3妹馬鹿と妹
レームブルックの英雄と恐れられる騎士ヘクターは、妹マリアンを深く愛している。
「――私は許さんぞ、マリアン。……お前も判っているはずだ」
「……兄様」
そして深く愛し、マリアンの幸せを祈るが故に、ヘクターはマリアンの恋を応援する事はできなかった。
事情があるからだ。
「……判って、おります。……私など、ルイス様と釣り合うはずもございません」
「そういう事ではない!! お、お前は良い娘だ。……あの小姑はいけすかんが、本来ならばルイス卿とも、お似合いだとは思うぞ。」
「……小姑? もしやシルヴィア様の事でございますか?」
苦々しい兄の言葉に、俯いていたマリアンは思わず顔を上げ、そして笑みをこぼす。
「とてもお優しい方ではございませんか。それにルイス様からお話を聞いた通り、とてもお美しい方でした」
「美しい……ぬぐ……ぅう。否定はせんが……」
ヘクターはシルヴィアのほっそりとした色白の肢体や艶やかな金髪、蒼の瞳、そして華やかでいかにも気が強そうな顔貌を思い出し、渋い顔になった。

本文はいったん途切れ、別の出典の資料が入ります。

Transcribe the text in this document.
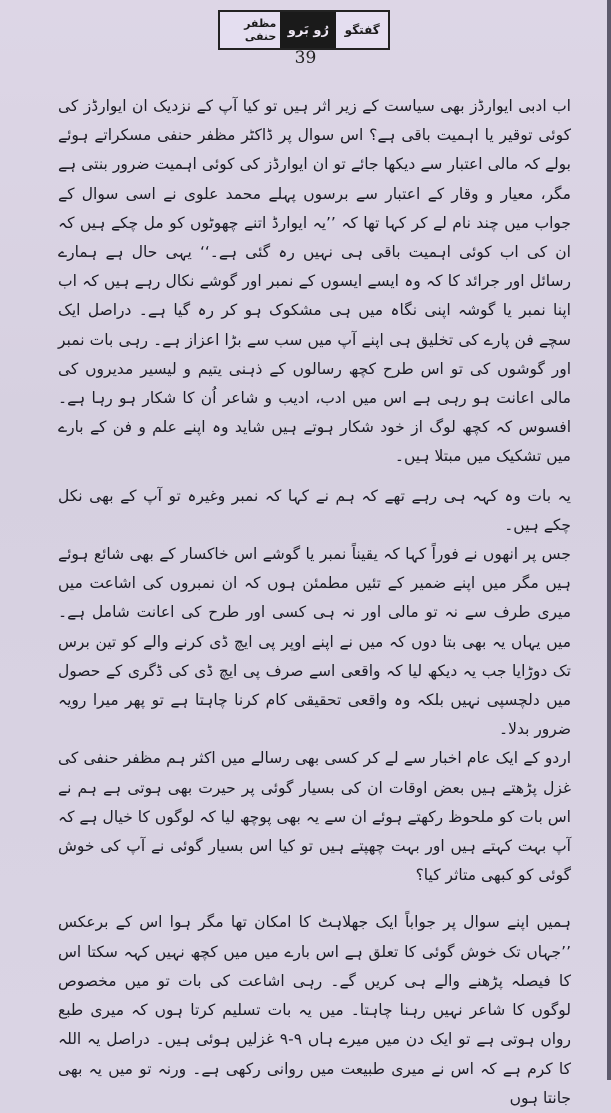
گفتگو
رُو بَرو
مظفر حنفی
39

اب ادبی ایوارڈز بھی سیاست کے زیر اثر ہیں تو کیا آپ کے نزدیک ان ایوارڈز کی کوئی توقیر یا اہمیت باقی ہے؟ اس سوال پر ڈاکٹر مظفر حنفی مسکراتے ہوئے بولے کہ مالی اعتبار سے دیکھا جائے تو ان ایوارڈز کی کوئی اہمیت ضرور بنتی ہے مگر، معیار و وقار کے اعتبار سے برسوں پہلے محمد علوی نے اسی سوال کے جواب میں چند نام لے کر کہا تھا کہ ’’یہ ایوارڈ اتنے چھوٹوں کو مل چکے ہیں کہ ان کی اب کوئی اہمیت باقی ہی نہیں رہ گئی ہے۔‘‘ یہی حال ہے ہمارے رسائل اور جرائد کا کہ وہ ایسے ایسوں کے نمبر اور گوشے نکال رہے ہیں کہ اب اپنا نمبر یا گوشہ اپنی نگاہ میں ہی مشکوک ہو کر رہ گیا ہے۔ دراصل ایک سچے فن پارے کی تخلیق ہی اپنے آپ میں سب سے بڑا اعزاز ہے۔ رہی بات نمبر اور گوشوں کی تو اس طرح کچھ رسالوں کے ذہنی یتیم و لیسیر مدیروں کی مالی اعانت ہو رہی ہے اس میں ادب، ادیب و شاعر اُن کا شکار ہو رہا ہے۔ افسوس کہ کچھ لوگ از خود شکار ہوتے ہیں شاید وہ اپنے علم و فن کے بارے میں تشکیک میں مبتلا ہیں۔

یہ بات وہ کہہ ہی رہے تھے کہ ہم نے کہا کہ نمبر وغیرہ تو آپ کے بھی نکل چکے ہیں۔

جس پر انھوں نے فوراً کہا کہ یقیناً نمبر یا گوشے اس خاکسار کے بھی شائع ہوئے ہیں مگر میں اپنے ضمیر کے تئیں مطمئن ہوں کہ ان نمبروں کی اشاعت میں میری طرف سے نہ تو مالی اور نہ ہی کسی اور طرح کی اعانت شامل ہے۔ میں یہاں یہ بھی بتا دوں کہ میں نے اپنے اوپر پی ایچ ڈی کرنے والے کو تین برس تک دوڑایا جب یہ دیکھ لیا کہ واقعی اسے صرف پی ایچ ڈی کی ڈگری کے حصول میں دلچسپی نہیں بلکہ وہ واقعی تحقیقی کام کرنا چاہتا ہے تو پھر میرا رویہ ضرور بدلا۔

اردو کے ایک عام اخبار سے لے کر کسی بھی رسالے میں اکثر ہم مظفر حنفی کی غزل پڑھتے ہیں بعض اوقات ان کی بسیار گوئی پر حیرت بھی ہوتی ہے ہم نے اس بات کو ملحوظ رکھتے ہوئے ان سے یہ بھی پوچھ لیا کہ لوگوں کا خیال ہے کہ آپ بہت کہتے ہیں اور بہت چھپتے ہیں تو کیا اس بسیار گوئی نے آپ کی خوش گوئی کو کبھی متاثر کیا؟

ہمیں اپنے سوال پر جواباً ایک جھلاہٹ کا امکان تھا مگر ہوا اس کے برعکس ’’جہاں تک خوش گوئی کا تعلق ہے اس بارے میں میں کچھ نہیں کہہ سکتا اس کا فیصلہ پڑھنے والے ہی کریں گے۔ رہی اشاعت کی بات تو میں مخصوص لوگوں کا شاعر نہیں رہنا چاہتا۔ میں یہ بات تسلیم کرتا ہوں کہ میری طبع رواں ہوتی ہے تو ایک دن میں میرے ہاں ۹-۹ غزلیں ہوئی ہیں۔ دراصل یہ اللہ کا کرم ہے کہ اس نے میری طبیعت میں روانی رکھی ہے۔ ورنہ تو میں یہ بھی جانتا ہوں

レームブルックの騎士達の中でも、特に生まれ育ちが悪く、粗野で威圧的に見える容貌のヘクターは、貴婦人達に怯えられて人気が無い。
だからこそ、姿だけは絵物語に出てくる姫君のように美しいシルヴィアに、面と向かって立ち向かってこられると、苛立ちと共にどうすればよいのか判らない困惑が湧き上がった。
「……あんな生意気女より、お前の方がよほど美しい」
「まぁ、兄様。それは身内贔屓が過ぎるというもの」
そう言ってふわりと微笑むマリアンは、ヘクター達の亡き母によく似た、丸顔たれ目の可愛らしい容貌をしていた。鋭角的な釣り目美女であるシルヴィアとは対極的だ。
「……あの生意気女が狐顔なら、妹は狸顔だな」
「たぬき?」
「あ、いやなんでもない。とにかくだ、お前の気持ちは判るが……判るだろうマリアン。私はお前を、傷つけたくない」
「……」
目を逸らし、そう歯切れ悪く言うヘクターに、マリアンはふと表情を消し、小さく頷く。
「……判っております」
「マリアン……」
「ルイス様の優しさに、つい甘えてしまいましたが……私は人並みの幸せなど望めない女です。……もうルイス様とは、お逢いしません」
「……すまない」
「……何故兄様が、謝られるのですか?」
ヘクターはギシギシと骨を軋ませる音を立ててこぶしを握り、苦渋に満ちた声で呟く。
「……お前を守れなかった」
「……いいえ、それは違います兄様。……兄様はいつだって、私を守って下さいました」
「……」
これからもお前を守る。
そう言おうとして、それが妹にとってはどれほど空しい誓いなのか理解し、ヘクターは唇を噛みしめる。
『本当ならば……愛する恋人にこそ、そう言ってもらいたいだろうに……だが……』
「……」
ヘクターは淡く微笑む妹から視線を逸らし、悔やんでも悔やみきれない過去を思い出し、そして壁を殴った。